How to make Solr search by short words?


I've got an item that says "4k display" and when I search for "4k display" that item does not seem to be prioritized and other items with "display" (without 4k) come up.

If I search for "4k" nothing shows up.

What in the config should I change to remedy this?

Update: This is how the text type part looks like, likely setup by the sunspot gem.

<fieldType name="text" class="solr.TextField" omitNorms="false">
  <analyzer>
    <tokenizer class="solr.StandardTokenizerFactory"/>
    <!--<filter class="solr.StandardFilterFactory"/>-->
    <filter class="solr.LowerCaseFilterFactory"/>
    <!--<filter class="solr.KStemFilterFactory"/>-->
    <filter class="solr.NGramFilterFactory" minGramSize="3" maxGramSize="7"/>
  </analyzer>
</fieldType>

The minGram size looks like the culrpit?


Solution

  • So lets walk through your analysis chain. First comes Standard Tokenizer. It will split on whitespaces. So "4K display" will split into two tokens

    4k,display

    Next one is lowercaseFilter. which will lower case the tokens so in this case nothing will change as its already lowercased. So by end of this step you still have the same two tokens

    4k,display

    Now comes the NGramFilterFactory which will start creating tokens like this. so e.g if you have a token called "abcd"

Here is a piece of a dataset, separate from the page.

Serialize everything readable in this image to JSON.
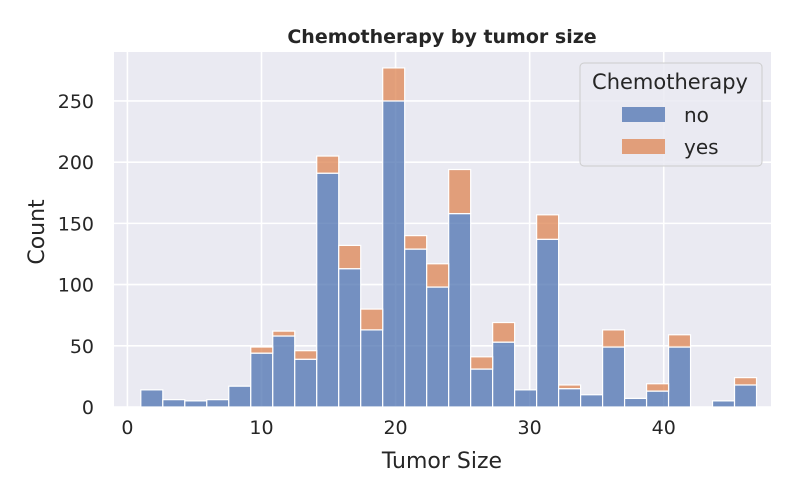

    Ngram will produce tokens like this.

    a,ab,abc,abcd,b, bc,bcd,c,cd,d
    

    But there is another option defined in the ngram field type

    minGramSize="3" maxGramSize="7"

    Which means that only retain the tokens which have min lenght of 3 and max of 7. so in the above example you will only see

    abc,abcd,bcd

    So far with me.

    Now lets apply it to your case. After lowercase filter we had two tokens

    4k,display

    Applying Ngram on both will produce following

    4,4k,k,d,di,dis,disp,displ,displa,display,i,isp and so on . You get the idea.

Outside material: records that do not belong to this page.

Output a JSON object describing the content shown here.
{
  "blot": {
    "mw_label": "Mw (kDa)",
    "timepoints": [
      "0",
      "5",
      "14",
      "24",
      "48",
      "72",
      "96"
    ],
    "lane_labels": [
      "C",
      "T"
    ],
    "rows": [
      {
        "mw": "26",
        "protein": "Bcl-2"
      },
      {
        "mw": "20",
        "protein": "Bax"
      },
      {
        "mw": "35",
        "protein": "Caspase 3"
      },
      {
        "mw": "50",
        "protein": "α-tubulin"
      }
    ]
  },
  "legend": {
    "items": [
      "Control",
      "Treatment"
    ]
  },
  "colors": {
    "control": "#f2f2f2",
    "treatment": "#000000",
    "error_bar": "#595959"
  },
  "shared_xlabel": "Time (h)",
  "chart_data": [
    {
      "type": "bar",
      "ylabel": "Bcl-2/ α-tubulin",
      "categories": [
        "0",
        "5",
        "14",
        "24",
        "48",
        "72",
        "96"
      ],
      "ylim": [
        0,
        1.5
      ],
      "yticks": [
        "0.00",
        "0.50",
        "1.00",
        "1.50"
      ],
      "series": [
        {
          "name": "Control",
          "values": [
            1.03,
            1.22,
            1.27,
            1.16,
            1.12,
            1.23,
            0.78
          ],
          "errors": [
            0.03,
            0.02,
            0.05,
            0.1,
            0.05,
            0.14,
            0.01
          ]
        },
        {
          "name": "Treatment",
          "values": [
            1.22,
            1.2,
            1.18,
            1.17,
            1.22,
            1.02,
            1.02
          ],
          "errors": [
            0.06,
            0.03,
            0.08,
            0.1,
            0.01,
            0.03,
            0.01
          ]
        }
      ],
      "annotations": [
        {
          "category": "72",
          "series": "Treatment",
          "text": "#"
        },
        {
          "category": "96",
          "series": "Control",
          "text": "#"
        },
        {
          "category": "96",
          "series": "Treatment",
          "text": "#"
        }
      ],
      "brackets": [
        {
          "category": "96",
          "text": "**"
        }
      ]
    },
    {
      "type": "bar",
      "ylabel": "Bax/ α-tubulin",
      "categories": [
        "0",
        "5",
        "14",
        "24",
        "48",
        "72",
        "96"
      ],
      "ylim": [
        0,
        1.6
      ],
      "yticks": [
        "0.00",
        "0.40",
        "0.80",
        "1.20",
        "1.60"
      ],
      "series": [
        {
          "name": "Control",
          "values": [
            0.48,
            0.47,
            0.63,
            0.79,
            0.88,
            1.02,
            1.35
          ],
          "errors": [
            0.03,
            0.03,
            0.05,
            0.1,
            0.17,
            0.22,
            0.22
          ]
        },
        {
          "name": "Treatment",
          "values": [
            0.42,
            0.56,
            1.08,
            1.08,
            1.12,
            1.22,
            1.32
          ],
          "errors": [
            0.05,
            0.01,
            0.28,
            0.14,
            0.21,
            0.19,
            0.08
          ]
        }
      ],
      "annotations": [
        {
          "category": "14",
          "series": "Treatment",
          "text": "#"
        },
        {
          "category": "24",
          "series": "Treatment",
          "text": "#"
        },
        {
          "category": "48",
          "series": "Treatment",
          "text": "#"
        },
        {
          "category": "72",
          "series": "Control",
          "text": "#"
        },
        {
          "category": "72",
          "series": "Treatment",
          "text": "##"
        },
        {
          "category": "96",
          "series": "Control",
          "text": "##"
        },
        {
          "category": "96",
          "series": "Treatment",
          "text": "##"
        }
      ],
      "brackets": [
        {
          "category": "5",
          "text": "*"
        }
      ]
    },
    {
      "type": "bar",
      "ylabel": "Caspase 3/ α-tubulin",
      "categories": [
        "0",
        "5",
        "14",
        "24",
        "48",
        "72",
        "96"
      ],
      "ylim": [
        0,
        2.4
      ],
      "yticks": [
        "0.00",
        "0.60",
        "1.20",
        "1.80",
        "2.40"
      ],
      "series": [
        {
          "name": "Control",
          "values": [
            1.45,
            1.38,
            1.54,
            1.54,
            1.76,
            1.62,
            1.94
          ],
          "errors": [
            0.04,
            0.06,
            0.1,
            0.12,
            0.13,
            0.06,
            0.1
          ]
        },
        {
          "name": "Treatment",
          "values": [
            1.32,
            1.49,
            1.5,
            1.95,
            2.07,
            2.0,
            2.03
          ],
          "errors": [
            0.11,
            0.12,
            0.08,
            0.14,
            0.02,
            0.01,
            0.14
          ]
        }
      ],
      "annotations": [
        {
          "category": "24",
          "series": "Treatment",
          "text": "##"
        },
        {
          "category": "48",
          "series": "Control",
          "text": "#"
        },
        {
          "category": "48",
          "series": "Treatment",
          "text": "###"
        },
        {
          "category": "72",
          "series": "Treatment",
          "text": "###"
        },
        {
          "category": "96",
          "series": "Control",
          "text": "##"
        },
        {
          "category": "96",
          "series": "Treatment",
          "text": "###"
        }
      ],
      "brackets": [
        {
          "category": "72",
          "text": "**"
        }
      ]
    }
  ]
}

    But since miggram size is 3. 4 and 4k will be dropped from your index. Hence you are not able to search using 4k. Because it was never in the index.

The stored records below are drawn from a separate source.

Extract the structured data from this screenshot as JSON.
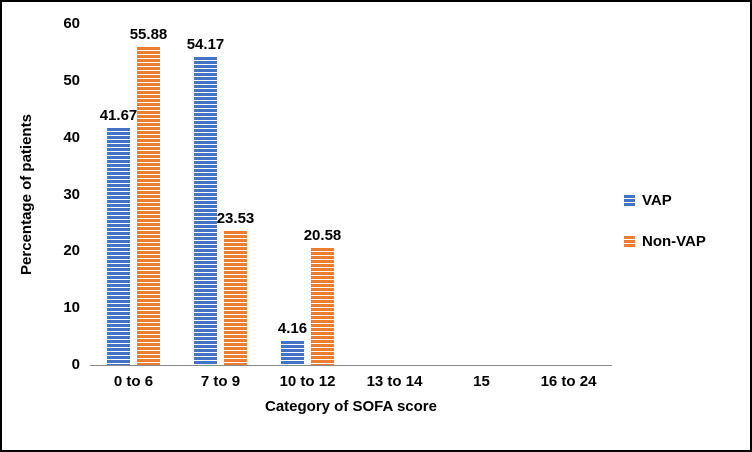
{
  "chart_data": {
    "type": "bar",
    "title": "",
    "categories": [
      "0 to 6",
      "7 to 9",
      "10 to 12",
      "13 to 14",
      "15",
      "16 to 24"
    ],
    "series": [
      {
        "name": "VAP",
        "color": "#4472C4",
        "values": [
          41.67,
          54.17,
          4.16,
          0,
          0,
          0
        ],
        "labels": [
          "41.67",
          "54.17",
          "4.16",
          "",
          "",
          ""
        ]
      },
      {
        "name": "Non-VAP",
        "color": "#ED7D31",
        "values": [
          55.88,
          23.53,
          20.58,
          0,
          0,
          0
        ],
        "labels": [
          "55.88",
          "23.53",
          "20.58",
          "",
          "",
          ""
        ]
      }
    ],
    "xlabel": "Category of SOFA score",
    "ylabel": "Percentage of patients",
    "ylim": [
      0,
      60
    ],
    "yticks": [
      0,
      10,
      20,
      30,
      40,
      50,
      60
    ],
    "legend_position": "right",
    "data_labels": true,
    "grid": false,
    "axis_line_color": "#898989",
    "pattern": "horizontal-stripes"
  }
}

    your index only has value starting with dis like

    dis,disp,displ,displa,display

    In order to fix this. First you need to understand how you want to search your data.

    Do you really need NGRamtokenizer ?

    e.g IF you just want to get exact matches. e.g when you query "4k display", you want only results which has either "4k" or "display" or "4k display" then you need to change the your analysis chain.

    Comment out the NGram from your analyis chain in that case and reindex and try querying again.